A children’s riddle goes, “what weighs more, pound of feathers or a pound of lead?” The answer is obvious when guessed wrong and cruelly laughed at (thank you third grade classmates. Jerks.). That riddle, with slight alterations, is relevant to those of us in the arts: “what weighs more, a pound of acceptance or a pound of rejection?” (Of course, neither has mass thus cannot be weighed, but when getting rejected it does sorta feel like someone pounded you so, with a bit of stretch, it does work).

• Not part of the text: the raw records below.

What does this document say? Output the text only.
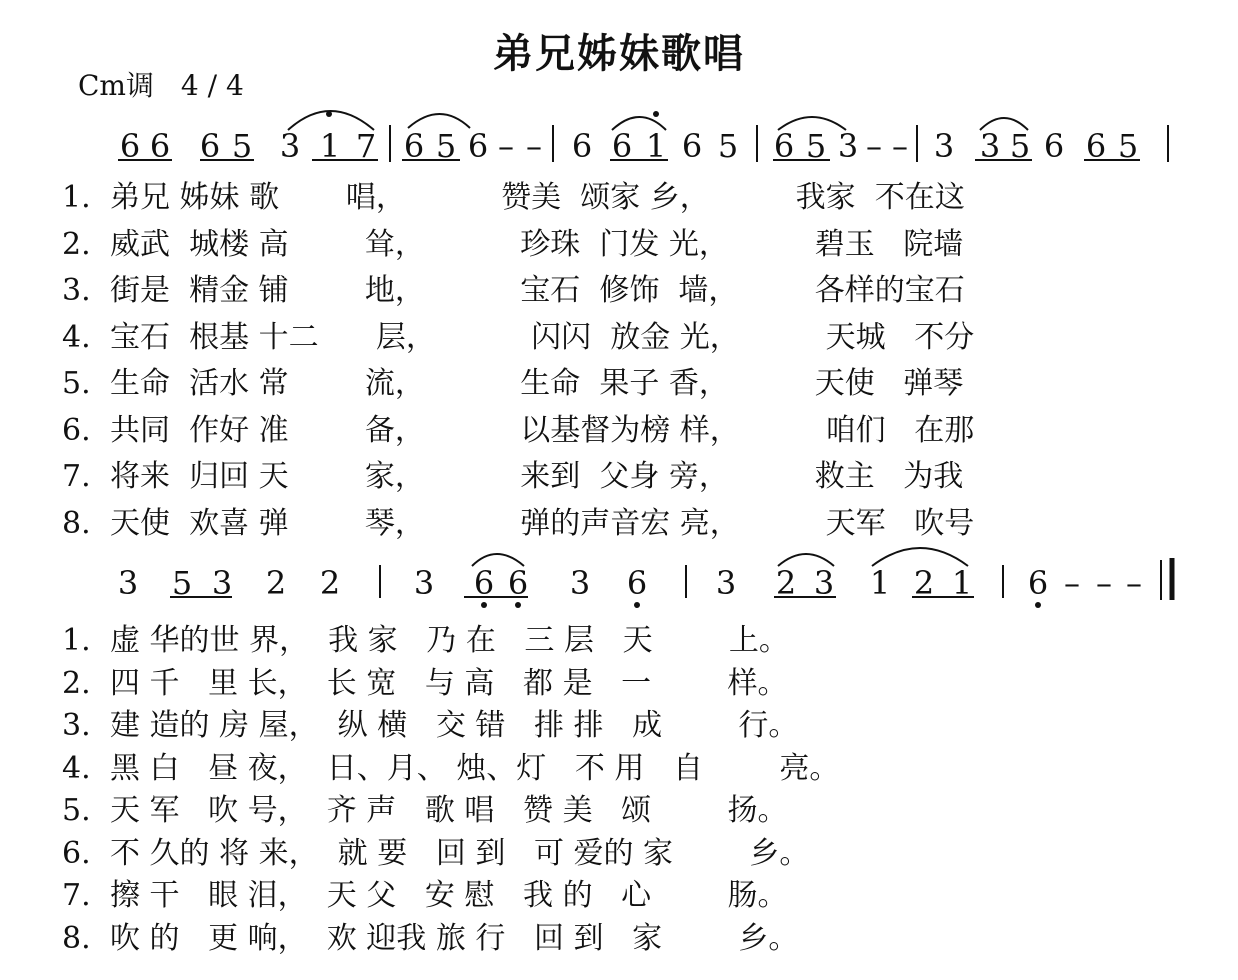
弟兄姊妹歌唱
Cm调 4 / 4
6 6 6 5 3 1 7 6 5 6 – – 6 6 1 6 5 6 5 3 – – 3 3 5 6 6 5
3 5 3 2 2 3 6 6 3 6 3 2 3 1 2 1 6 – – –
1. 弟兄 姊妹 歌       唱，          赞美  颂家 乡，         我家  不在这
2. 威武  城楼 高        耸，          珍珠  门发 光，         碧玉   院墙
3. 街是  精金 铺        地，          宝石  修饰  墙，        各样的宝石
4. 宝石  根基 十二      层，          闪闪  放金 光，         天城   不分
5. 生命  活水 常        流，          生命  果子 香，         天使   弹琴
6. 共同  作好 准        备，          以基督为榜 样，         咱们   在那
7. 将来  归回 天        家，          来到  父身 旁，         救主   为我
8. 天使  欢喜 弹        琴，          弹的声音宏 亮，         天军   吹号
1. 虚 华的世 界，  我 家   乃 在   三 层   天        上。
2. 四 千   里 长，  长 宽   与 高   都 是   一        样。
3. 建 造的 房 屋，  纵 横   交 错   排 排   成        行。
4. 黑 白   昼 夜，  日、月、 烛、灯   不 用   自        亮。
5. 天 军   吹 号，  齐 声   歌 唱   赞 美   颂        扬。
6. 不 久的 将 来，  就 要   回 到   可 爱的 家        乡。
7. 擦 干   眼 泪，  天 父   安 慰   我 的   心        肠。
8. 吹 的   更 响，  欢 迎我 旅 行   回 到   家        乡。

So, back to the question. I can tell you from experience that, in this case, the weight is not the same. The pound of rejection weighs more. A lot more. Acceptance—juried exhibit, magazine feature, contest, etc—is great, but rejection from those same opportunities is simply dreadful. I would estimate that one rejection is worth 2.75 acceptances. At least it’s that way for me, and I know I am not alone. As an example, I was accepted into a juried exhibit one day last year, and the very next day was rejected by another. So how do you think I felt? Bummed. Frustrated. It wasn’t that the rejection came after the acceptance, it was that its effect was more powerful.
Looking back it seems rather silly to have let the negative overpower the positive, but at the time it seemed a reasonable response. I mean, I know the subjectiveness of photography and how one person’s opinion (or ANYONE else’s opinion) is completely meaningless (I tell that to others all the time), but I also know that, as someone who takes his photography very seriously, it’s all too easy to overreact to rejection. My photographs are like my children, and we all know how parents become despondent when their tykes lives are ruined when they get rejected from the preschool on the good side of town (they get laughed at in third grade).
The trick for those of us working in a creative field isn’t to change our responses as much as it is to get through them. Mourn your rejections if you have to, but don’t get consumed by them. I guarantee that you’ll come out the other side a better and stronger artist for the experience. I know I have.